I'm very blessed to have had a very well-rounded education, most of which has stuck. This -- and my age -- give me the privilege of having an opinion about just about everything I know something about. I add here that in high school, the university, and on the job, I learned two principles I like very much: "Label your opinions as such" and "Don't make a statement you can't back up."

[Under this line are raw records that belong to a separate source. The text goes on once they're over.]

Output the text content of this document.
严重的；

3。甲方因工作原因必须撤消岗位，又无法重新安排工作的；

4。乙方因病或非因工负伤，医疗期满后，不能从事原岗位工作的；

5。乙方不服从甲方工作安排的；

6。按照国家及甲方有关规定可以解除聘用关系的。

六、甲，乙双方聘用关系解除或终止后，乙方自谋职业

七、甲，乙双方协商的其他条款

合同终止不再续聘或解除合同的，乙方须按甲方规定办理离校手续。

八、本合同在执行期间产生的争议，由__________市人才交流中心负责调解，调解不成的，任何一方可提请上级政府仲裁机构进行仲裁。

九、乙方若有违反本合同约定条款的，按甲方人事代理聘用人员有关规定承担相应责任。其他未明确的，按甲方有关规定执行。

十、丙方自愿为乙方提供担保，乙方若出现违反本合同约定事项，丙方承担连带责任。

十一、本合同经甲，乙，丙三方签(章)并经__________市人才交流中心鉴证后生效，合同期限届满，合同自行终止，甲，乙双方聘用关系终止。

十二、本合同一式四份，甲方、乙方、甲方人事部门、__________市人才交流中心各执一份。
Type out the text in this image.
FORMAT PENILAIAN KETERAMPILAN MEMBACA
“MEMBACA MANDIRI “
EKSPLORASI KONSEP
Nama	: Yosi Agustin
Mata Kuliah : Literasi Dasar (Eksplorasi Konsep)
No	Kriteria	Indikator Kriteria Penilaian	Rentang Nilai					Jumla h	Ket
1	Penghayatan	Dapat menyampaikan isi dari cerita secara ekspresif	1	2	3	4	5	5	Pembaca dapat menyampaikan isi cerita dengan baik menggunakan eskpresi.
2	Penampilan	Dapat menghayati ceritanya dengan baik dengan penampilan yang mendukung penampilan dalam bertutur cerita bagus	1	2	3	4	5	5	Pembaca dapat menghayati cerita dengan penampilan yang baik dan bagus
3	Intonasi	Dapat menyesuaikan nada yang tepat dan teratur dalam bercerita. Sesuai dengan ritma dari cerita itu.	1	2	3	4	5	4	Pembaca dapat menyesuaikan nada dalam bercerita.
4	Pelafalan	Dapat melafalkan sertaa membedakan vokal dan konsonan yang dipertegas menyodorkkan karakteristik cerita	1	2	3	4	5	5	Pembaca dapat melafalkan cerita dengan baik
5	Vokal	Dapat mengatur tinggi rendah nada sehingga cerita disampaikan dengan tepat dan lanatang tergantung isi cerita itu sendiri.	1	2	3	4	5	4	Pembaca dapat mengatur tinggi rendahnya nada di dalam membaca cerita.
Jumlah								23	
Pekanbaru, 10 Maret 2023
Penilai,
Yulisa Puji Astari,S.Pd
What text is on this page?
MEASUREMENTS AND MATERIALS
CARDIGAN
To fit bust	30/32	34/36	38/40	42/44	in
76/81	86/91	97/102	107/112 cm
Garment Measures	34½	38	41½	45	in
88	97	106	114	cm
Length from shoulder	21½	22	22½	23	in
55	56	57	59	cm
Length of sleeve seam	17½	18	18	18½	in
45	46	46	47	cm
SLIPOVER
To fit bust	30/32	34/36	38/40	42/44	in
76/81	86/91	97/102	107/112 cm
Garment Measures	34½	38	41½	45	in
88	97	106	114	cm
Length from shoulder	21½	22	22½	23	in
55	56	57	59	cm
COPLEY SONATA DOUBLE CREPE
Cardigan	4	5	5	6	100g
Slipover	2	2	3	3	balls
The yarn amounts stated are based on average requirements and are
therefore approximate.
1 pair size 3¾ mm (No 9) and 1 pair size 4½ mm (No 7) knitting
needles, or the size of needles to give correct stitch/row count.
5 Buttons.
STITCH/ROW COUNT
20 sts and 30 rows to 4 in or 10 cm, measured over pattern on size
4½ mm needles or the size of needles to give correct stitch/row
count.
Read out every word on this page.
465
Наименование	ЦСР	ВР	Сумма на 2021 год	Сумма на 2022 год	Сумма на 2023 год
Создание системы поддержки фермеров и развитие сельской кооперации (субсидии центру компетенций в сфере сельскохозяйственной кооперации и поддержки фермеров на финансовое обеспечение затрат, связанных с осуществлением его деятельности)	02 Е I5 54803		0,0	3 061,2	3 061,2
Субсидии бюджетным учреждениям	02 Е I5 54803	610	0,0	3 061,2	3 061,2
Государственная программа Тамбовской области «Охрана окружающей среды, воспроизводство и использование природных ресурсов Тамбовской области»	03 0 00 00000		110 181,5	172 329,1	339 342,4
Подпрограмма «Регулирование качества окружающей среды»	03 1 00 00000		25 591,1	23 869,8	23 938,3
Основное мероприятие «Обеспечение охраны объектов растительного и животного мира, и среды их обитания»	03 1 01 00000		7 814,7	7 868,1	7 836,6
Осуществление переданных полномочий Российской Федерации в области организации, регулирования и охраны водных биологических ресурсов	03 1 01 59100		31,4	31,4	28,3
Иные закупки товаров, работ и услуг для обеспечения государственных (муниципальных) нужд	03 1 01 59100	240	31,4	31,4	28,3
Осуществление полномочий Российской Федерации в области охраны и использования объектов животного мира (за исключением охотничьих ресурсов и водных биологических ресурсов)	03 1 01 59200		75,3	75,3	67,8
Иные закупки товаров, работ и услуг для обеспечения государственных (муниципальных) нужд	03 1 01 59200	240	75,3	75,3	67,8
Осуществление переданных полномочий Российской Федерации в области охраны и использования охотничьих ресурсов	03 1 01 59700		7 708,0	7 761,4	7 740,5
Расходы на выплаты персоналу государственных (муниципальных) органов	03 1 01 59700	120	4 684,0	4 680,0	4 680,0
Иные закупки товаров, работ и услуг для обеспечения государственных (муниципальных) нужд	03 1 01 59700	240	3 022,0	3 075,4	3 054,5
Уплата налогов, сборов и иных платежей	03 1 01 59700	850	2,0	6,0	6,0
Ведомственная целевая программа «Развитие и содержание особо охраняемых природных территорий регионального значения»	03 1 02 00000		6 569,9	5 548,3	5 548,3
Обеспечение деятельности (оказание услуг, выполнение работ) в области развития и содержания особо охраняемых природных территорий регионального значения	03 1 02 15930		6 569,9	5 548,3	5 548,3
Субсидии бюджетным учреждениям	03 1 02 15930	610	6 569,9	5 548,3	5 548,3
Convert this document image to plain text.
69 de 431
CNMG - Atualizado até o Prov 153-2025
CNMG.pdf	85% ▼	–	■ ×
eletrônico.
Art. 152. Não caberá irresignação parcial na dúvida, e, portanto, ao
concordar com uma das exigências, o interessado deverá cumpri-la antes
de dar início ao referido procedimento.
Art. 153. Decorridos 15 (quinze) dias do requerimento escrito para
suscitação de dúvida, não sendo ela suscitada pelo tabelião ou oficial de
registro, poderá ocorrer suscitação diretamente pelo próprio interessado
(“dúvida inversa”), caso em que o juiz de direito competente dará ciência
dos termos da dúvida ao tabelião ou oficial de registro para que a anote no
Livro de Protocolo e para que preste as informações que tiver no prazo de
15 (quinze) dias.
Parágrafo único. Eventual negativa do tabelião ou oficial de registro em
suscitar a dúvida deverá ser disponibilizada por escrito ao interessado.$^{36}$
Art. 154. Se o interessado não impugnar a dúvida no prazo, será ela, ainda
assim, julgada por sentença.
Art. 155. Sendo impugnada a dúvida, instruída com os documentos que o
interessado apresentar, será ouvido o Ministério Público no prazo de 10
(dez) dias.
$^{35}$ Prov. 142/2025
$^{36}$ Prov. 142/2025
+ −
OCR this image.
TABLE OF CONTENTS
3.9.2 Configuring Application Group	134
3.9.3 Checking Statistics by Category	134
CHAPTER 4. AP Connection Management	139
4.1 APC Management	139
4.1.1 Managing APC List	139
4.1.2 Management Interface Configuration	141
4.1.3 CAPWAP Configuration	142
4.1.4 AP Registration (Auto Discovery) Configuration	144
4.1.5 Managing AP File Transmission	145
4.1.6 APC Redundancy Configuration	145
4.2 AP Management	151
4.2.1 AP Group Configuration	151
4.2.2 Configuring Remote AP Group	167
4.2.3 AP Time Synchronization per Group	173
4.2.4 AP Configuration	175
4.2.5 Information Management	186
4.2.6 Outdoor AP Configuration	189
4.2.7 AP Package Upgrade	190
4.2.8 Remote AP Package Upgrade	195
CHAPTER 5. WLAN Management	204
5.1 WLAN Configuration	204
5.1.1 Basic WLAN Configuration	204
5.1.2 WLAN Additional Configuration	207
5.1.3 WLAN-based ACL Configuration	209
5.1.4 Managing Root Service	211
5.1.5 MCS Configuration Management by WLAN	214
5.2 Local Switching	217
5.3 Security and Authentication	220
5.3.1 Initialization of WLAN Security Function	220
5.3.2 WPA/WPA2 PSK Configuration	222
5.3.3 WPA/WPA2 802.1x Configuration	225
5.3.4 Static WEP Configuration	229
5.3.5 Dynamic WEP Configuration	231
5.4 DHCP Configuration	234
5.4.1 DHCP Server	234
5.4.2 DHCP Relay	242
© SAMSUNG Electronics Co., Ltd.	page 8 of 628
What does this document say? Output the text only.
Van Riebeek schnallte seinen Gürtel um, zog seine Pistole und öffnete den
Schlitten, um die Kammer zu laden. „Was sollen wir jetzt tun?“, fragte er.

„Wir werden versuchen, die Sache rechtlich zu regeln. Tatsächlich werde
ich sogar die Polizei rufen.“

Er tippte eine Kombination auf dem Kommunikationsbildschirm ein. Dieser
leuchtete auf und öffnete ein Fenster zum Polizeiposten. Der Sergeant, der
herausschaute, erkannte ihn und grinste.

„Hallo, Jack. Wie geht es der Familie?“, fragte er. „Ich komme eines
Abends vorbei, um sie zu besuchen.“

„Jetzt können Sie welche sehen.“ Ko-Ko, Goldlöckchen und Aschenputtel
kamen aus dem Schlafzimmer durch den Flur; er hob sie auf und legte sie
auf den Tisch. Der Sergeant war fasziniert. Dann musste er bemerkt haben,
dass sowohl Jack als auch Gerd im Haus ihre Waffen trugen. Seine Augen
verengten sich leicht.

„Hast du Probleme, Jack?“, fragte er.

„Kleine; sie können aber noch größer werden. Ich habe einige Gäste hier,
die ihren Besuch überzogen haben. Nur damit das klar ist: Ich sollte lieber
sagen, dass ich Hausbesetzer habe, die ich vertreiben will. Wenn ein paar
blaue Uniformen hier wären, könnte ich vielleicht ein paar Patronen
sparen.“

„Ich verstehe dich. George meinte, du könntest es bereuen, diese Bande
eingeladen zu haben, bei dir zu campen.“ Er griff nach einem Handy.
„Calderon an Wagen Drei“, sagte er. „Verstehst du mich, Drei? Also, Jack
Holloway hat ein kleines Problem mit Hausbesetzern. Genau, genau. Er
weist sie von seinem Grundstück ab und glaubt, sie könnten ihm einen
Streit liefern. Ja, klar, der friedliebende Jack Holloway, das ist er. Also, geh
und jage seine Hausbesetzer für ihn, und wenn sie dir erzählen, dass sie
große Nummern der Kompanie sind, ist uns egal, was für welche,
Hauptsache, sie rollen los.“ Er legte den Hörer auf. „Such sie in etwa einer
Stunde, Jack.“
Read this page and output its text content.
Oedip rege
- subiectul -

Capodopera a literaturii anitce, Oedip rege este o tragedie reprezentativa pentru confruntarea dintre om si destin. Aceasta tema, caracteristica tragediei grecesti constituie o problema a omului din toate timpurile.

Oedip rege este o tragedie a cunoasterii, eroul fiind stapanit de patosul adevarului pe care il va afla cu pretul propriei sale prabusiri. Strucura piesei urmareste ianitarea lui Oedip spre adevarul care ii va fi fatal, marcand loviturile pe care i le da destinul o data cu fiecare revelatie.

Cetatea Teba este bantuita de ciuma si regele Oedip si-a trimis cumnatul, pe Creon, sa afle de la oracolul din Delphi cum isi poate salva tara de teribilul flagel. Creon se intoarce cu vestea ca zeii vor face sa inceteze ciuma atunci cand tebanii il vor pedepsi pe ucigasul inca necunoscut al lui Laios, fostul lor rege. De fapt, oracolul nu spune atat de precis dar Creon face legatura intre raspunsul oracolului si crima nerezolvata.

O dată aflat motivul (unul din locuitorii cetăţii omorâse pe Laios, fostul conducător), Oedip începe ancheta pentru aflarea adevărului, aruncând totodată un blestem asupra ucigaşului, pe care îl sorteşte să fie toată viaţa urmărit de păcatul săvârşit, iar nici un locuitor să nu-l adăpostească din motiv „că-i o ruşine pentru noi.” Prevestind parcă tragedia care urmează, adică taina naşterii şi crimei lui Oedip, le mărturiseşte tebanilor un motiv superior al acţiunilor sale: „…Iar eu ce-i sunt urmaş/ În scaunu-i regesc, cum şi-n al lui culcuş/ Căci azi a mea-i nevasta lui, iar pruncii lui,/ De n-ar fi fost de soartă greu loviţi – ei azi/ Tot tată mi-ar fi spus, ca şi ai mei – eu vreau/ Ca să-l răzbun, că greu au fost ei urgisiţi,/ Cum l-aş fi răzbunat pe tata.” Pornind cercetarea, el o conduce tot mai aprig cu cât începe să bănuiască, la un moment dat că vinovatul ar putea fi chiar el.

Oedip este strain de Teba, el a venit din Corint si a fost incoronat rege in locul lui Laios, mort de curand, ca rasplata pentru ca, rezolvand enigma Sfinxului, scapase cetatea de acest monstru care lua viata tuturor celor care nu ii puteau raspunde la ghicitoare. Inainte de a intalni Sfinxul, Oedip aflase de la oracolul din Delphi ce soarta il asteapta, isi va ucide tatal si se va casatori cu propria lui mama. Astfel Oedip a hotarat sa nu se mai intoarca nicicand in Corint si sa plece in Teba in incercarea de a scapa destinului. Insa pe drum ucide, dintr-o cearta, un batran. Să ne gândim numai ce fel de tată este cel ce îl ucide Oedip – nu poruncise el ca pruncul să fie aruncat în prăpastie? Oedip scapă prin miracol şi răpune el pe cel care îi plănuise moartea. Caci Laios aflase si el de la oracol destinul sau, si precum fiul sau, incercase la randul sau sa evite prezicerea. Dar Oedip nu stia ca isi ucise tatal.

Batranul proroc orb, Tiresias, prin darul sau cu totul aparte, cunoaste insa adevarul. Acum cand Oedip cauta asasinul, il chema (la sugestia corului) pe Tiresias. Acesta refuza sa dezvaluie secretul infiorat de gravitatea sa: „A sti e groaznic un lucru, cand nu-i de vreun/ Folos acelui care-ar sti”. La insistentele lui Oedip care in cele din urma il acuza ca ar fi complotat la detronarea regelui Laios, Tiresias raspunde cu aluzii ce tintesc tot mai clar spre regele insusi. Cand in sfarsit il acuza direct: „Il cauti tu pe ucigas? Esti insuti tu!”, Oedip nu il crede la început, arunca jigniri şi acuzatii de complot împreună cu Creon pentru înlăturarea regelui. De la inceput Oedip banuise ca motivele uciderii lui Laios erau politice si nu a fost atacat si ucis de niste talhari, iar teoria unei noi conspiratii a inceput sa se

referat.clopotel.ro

Final thought for now: in my late teens and early twenties, I doubted that the faith I learned as a child could answer the complexities of adult life. But I remembered Christ's words "Be thou hot or cold," and my mom's command (when I stood with the door hanging open) "For heaven's sake come in or go out, don't just stand there!" So in the spring of 1967 I walked up to the rectory of the parish where I grew up, had a long talk with the assistant pastor Fr. Bill Ward (God rest his soul!), said my confession, and stayed. And that was that. I have to credit here C. S. Lewis and G. K. Chesterton for showing me that what I was taught as a child can be believed by an adult, and that the Catholic faith is far richer and more complex than I would have thought when I was twelve -- or sixteen -- or forty -- or sixty-five!